Rockfish Poaching Reward Now Tops $30,000
Annapolis, Md. (February 18, 2011) — Thanks to extraordinary responses from stakeholders and private citizens, the Maryland Department of Natural Resources (DNR) is now offering $30,500 for information leading to the arrest and conviction of those responsible for attempting to steal 10 tons of rockfish off of Bloody Point in the Chesapeake Bay.
DNR has set aside $5,000 from the sale of the poached fish for the reward. The agency’s partners have put up an additional $17,500, including a $10,000 donation by the Chesapeake BaySavers. Today, two private citizens — who wish to remain anonymous — have stepped up and donated $8,000 to further encourage those with information to come forward.

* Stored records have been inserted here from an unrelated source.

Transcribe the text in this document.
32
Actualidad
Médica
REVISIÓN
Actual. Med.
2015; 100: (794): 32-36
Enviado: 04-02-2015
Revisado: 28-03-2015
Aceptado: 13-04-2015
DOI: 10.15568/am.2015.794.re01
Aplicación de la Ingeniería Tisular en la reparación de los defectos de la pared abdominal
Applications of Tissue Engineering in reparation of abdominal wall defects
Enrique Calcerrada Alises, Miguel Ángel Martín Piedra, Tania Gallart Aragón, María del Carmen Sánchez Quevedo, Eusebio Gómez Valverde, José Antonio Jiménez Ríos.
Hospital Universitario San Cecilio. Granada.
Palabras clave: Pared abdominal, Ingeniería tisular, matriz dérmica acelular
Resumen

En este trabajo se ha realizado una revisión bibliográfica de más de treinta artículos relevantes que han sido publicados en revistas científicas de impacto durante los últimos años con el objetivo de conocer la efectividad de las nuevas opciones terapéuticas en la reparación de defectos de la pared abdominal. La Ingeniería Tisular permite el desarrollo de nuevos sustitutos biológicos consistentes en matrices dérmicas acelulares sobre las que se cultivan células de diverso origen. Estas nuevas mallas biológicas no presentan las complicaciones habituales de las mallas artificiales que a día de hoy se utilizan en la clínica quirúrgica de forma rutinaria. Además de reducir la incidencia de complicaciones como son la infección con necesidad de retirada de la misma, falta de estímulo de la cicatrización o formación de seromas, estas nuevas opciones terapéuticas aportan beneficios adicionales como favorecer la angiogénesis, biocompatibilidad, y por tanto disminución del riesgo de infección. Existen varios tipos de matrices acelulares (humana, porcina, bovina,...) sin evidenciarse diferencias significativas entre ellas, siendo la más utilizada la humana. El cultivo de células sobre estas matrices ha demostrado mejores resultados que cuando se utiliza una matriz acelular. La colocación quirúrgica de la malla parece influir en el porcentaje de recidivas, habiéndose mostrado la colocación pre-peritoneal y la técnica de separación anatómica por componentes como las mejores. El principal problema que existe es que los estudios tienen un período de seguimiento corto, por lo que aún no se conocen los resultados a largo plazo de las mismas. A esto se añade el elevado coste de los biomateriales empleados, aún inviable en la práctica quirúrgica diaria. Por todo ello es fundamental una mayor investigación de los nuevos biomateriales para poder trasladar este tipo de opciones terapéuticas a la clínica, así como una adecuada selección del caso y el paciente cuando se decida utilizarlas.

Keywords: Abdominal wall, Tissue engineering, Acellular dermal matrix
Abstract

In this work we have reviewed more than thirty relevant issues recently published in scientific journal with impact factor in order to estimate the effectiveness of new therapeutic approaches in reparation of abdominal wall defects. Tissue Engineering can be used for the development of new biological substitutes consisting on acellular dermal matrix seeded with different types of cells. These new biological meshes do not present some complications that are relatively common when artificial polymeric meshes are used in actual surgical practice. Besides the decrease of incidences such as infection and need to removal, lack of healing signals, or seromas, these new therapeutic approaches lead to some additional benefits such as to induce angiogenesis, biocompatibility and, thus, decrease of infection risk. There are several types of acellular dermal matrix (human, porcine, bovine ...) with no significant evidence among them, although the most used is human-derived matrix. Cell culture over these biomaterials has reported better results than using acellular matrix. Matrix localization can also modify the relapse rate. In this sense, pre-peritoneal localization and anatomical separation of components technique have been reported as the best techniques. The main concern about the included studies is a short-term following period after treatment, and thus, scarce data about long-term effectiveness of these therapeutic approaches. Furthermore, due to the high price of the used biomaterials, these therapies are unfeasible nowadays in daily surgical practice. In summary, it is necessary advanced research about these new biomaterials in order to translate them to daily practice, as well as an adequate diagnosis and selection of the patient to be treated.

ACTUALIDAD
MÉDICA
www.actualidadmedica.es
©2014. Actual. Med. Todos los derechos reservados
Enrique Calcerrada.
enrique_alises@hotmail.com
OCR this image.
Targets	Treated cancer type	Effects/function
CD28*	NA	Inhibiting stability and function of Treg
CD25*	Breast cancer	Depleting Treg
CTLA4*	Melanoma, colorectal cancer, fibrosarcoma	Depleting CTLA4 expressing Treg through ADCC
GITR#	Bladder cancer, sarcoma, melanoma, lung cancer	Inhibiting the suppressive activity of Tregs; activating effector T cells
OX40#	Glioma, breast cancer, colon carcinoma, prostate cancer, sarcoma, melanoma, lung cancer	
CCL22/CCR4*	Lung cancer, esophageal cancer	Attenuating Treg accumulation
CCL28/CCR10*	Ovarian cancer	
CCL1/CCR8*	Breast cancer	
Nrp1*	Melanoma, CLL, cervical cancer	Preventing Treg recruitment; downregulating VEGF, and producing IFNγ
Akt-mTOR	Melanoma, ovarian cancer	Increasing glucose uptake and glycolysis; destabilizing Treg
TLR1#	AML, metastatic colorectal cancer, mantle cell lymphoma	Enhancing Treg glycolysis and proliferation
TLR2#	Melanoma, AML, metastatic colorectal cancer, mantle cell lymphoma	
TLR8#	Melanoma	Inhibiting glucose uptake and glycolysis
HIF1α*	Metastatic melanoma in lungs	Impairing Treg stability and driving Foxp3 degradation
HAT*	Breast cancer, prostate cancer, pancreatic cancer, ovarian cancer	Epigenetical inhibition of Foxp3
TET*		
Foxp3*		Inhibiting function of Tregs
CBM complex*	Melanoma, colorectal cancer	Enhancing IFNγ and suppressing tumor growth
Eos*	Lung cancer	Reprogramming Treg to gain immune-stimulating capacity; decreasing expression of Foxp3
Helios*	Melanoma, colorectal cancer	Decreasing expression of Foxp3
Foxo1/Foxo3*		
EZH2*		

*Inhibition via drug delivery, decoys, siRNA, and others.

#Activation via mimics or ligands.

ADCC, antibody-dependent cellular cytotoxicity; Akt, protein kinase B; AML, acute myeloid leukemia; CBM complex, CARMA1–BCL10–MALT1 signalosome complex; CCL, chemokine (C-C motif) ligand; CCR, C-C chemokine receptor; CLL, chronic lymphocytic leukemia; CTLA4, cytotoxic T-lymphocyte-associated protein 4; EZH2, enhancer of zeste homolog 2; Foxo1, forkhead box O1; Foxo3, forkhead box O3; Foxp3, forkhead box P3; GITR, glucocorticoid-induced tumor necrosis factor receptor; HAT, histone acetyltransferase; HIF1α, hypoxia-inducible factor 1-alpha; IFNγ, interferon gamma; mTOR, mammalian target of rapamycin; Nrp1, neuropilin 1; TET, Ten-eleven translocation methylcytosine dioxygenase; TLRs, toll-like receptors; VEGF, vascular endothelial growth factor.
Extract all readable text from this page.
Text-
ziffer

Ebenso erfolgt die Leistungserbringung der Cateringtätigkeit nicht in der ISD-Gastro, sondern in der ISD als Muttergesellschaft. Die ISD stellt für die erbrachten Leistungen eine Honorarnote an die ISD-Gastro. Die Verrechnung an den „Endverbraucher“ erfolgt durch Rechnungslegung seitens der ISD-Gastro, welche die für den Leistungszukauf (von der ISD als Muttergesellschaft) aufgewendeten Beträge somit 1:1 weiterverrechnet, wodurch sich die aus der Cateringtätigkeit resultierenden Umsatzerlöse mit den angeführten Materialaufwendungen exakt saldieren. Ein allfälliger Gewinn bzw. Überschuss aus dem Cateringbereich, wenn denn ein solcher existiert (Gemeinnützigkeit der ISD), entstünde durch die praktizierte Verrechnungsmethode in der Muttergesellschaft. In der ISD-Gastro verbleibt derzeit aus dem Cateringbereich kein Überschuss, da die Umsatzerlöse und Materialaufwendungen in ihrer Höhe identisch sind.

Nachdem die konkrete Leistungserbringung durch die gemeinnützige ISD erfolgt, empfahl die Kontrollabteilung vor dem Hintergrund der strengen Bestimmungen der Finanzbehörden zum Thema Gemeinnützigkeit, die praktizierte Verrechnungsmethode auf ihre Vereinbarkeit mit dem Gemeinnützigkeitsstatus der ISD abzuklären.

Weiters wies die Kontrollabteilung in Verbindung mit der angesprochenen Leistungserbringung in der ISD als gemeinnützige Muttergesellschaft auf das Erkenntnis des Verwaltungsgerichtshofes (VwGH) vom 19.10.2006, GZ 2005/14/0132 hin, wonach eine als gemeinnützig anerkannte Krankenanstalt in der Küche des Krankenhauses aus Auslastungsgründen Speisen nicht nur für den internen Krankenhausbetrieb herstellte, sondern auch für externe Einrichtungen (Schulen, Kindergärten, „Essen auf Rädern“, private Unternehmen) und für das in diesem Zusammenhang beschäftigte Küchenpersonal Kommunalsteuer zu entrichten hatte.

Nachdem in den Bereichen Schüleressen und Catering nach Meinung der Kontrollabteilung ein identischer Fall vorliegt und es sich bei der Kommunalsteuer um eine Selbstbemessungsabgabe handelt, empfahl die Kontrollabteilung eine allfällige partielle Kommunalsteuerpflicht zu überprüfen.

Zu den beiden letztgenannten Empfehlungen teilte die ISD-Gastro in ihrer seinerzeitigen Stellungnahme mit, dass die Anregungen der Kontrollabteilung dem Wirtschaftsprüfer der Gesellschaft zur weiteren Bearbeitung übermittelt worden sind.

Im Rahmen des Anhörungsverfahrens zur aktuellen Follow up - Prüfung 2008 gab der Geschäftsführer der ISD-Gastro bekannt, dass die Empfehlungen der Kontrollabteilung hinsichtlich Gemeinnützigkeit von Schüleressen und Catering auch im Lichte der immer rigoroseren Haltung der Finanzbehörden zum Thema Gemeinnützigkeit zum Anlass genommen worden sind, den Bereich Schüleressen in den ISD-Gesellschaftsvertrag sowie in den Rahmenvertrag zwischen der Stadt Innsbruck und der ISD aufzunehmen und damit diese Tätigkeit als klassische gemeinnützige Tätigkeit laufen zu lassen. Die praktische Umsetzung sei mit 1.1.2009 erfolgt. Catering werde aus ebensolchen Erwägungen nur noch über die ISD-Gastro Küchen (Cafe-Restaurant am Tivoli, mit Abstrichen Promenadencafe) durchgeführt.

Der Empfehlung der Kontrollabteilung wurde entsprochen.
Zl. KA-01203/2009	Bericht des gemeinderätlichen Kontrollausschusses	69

“The fact that these private citizens are joining our effort to identify these criminals is testament to the anger being felt across our State and along the East Coast. We cannot thank them enough for their selfless contribution,” said Governor Martin O’Malley. “We — as Marylanders —have invested time, effort and money toward revitalizing the striped bass population and stealing from this fishery is stealing from all us.”
On February 1, Natural Resources Police confiscated the first of four illegally anchored gill nets with more than 10 tons of striped bass near Bloody Point Light, south of Kent Island in the Chesapeake Bay.
On February 11, NRP located additional illegally anchored gill nets. Two 900-yard strings of illegal anchored gill nets were located in Eastern Bay. One net was found about a mile south and the second net was found about two and a half miles northeast of Bloody Point Light. A total of 3,879 pounds of rockfish were removed from the second string of anchored gill nets, which officers believe were set after the shut down of the fishery on February 4.
Maryland’s commercial striped bass fishery is managed on a quota system, in cooperation with the Atlantic States Marine Fisheries Commission; the commercial gill net quota for February is 354,318 pounds. When the illegally harvested striped bass confiscated by the NRP were deducted from the quota, DNR was forced to immediately shut down the fishery.
The fishery will remain closed until DNR can determine the extent of illegal nets out on the Bay and the amount of striped bass caught in those nets. Before reopening the season, DNR will make sure the current system for accounting for harvest is sufficient and that reopening does not increase the risk for further poaching.